Even in this blog post about usernames, they clearly make sure to mention them: "This means that in about 90 days, your phone number privacy settings will be honored by everyone using an official Signal app."
https://github.com/signalapp/Signal-Android/blob/main/reprod...
> older OSX
How old OSX are we talking? Is it older than current Xcode with Sonoma supports? If it's that, then you have your answer. If you want to daily drive and older machine Linux or even Windows should be fine, but this is not really the way with Apple hardware - if it was, Xcode would make this easier for the developer. For reference, you can still build for Windows Vista using current Windows 10 SDK - I haven't tried Windows 11 SDK, so not sure how things are there.

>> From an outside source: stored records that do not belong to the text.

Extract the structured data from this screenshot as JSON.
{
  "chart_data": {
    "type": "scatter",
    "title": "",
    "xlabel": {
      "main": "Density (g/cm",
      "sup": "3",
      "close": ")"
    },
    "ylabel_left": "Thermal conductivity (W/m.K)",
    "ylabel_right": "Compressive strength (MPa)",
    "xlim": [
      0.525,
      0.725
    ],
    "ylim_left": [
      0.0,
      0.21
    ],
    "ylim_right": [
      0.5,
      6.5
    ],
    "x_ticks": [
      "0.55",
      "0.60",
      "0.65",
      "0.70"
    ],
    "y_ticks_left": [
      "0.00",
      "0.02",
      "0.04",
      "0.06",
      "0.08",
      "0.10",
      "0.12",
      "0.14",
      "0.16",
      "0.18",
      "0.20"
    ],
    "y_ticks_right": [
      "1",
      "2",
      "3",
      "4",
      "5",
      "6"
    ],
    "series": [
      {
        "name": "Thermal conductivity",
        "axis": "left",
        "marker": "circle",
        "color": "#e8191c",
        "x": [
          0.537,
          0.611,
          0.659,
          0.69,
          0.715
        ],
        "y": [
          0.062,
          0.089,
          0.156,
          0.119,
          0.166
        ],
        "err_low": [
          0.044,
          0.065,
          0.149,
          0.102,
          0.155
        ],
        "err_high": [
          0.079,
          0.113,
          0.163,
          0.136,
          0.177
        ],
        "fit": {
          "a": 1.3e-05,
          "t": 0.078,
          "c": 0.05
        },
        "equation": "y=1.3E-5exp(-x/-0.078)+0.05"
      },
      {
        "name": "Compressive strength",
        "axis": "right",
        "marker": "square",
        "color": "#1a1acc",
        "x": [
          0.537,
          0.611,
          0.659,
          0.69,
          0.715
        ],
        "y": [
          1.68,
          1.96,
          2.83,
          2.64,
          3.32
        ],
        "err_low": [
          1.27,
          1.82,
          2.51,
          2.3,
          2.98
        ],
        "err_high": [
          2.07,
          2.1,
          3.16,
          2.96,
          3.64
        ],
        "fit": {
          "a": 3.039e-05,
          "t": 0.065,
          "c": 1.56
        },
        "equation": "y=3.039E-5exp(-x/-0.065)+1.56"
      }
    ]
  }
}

Otherwise, it'll always be niche. I'm never getting non-technical friends and family to adopt a messaging app that isn't unified for SMS and secure messaging. When they say "users might not know they're sending insecure SMS messages" - fine, you own the client. Make the client bright red with a flashing "INSECURE MESSAGES" across it for all I care. It's not hard to inform a user in 2024 that they are sending a less secure message.
Er, what? So no one you know uses Whatsapp, FB Messenger, Telegram, Google Talk, or anything else? I suppose it's possible that's true, but even if so, you and the people you know do not represent the common-case user.
> Note that if provided with the plaintext of a username known to be in use, Signal can connect that username to the Signal account that the username is currently associated with. However, once a username has been changed or deleted, it can no longer be associated with a Signal account.
The "no longer associated", I will need to get Signal word for that, right. (You cannot cryptographically prove something was deleted, right.)
But it's good enough I guess
You'd have to take their word that this wouldn't change, though.
Now that I know it still needs phone number I assume it will need to be unique so my use case fails.
For the record, I am still a happy Signal user and a monthly supporter, thank you very much.